Generalization and Robustness Implications in Object-Centric Learning
This work addresses robustness and generalization in object-centric learning for computer vision, but it is incremental as it primarily tests existing models under new conditions.
The paper evaluated unsupervised object-centric models on multi-object datasets, finding they improve downstream task performance and are robust to structured distribution shifts like unseen object properties, but less so to unstructured shifts like occlusions.
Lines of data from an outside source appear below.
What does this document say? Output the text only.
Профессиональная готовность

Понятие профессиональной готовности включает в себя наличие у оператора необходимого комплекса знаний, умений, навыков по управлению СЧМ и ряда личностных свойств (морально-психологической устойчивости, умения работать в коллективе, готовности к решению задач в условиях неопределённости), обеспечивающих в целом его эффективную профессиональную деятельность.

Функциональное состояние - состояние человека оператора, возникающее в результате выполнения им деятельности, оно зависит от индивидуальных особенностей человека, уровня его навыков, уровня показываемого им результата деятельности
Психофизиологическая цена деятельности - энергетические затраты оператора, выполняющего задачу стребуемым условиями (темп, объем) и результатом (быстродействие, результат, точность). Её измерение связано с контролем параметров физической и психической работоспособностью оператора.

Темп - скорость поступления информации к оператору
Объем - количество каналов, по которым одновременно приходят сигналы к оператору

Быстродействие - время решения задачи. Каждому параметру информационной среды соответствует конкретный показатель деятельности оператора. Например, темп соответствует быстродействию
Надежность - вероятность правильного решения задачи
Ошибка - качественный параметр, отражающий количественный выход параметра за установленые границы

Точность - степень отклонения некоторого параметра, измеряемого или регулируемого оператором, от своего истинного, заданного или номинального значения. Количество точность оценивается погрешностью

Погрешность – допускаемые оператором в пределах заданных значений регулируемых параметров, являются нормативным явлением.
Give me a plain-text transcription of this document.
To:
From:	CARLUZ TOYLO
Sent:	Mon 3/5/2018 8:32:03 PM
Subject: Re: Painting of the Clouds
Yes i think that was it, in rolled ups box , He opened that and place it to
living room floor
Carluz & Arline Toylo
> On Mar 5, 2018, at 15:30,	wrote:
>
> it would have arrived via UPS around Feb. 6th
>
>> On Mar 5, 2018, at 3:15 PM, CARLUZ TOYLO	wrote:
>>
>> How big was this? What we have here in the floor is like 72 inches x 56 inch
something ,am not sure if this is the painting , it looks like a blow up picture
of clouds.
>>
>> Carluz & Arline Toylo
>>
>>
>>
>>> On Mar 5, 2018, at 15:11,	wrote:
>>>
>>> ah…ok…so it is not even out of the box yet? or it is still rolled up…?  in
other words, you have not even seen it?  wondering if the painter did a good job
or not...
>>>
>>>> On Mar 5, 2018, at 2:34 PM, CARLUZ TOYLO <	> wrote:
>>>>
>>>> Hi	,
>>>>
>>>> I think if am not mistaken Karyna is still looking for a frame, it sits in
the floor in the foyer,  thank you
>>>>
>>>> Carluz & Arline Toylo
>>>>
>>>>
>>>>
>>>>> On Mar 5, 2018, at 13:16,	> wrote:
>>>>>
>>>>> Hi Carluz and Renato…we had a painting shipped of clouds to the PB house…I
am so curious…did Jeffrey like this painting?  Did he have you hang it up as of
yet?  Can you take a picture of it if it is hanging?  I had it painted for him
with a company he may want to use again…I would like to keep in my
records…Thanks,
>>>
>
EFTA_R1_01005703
The idea behind object-centric representation learning is that natural scenes can better be modeled as compositions of objects and their relations as opposed to distributed representations. This inductive bias can be injected into neural networks to potentially improve systematic generalization and performance of downstream tasks in scenes with multiple objects. In this paper, we train state-of-the-art unsupervised models on five common multi-object datasets and evaluate segmentation metrics and downstream object property prediction. In addition, we study generalization and robustness by investigating the settings where either a single object is out of distribution -- e.g., having an unseen color, texture, or shape -- or global properties of the scene are altered -- e.g., by occlusions, cropping, or increasing the number of objects. From our experimental study, we find object-centric representations to be useful for downstream tasks and generally robust to most distribution shifts affecting objects. However, when the distribution shift affects the input in a less structured manner, robustness in terms of segmentation and downstream task performance may vary significantly across models and distribution shifts.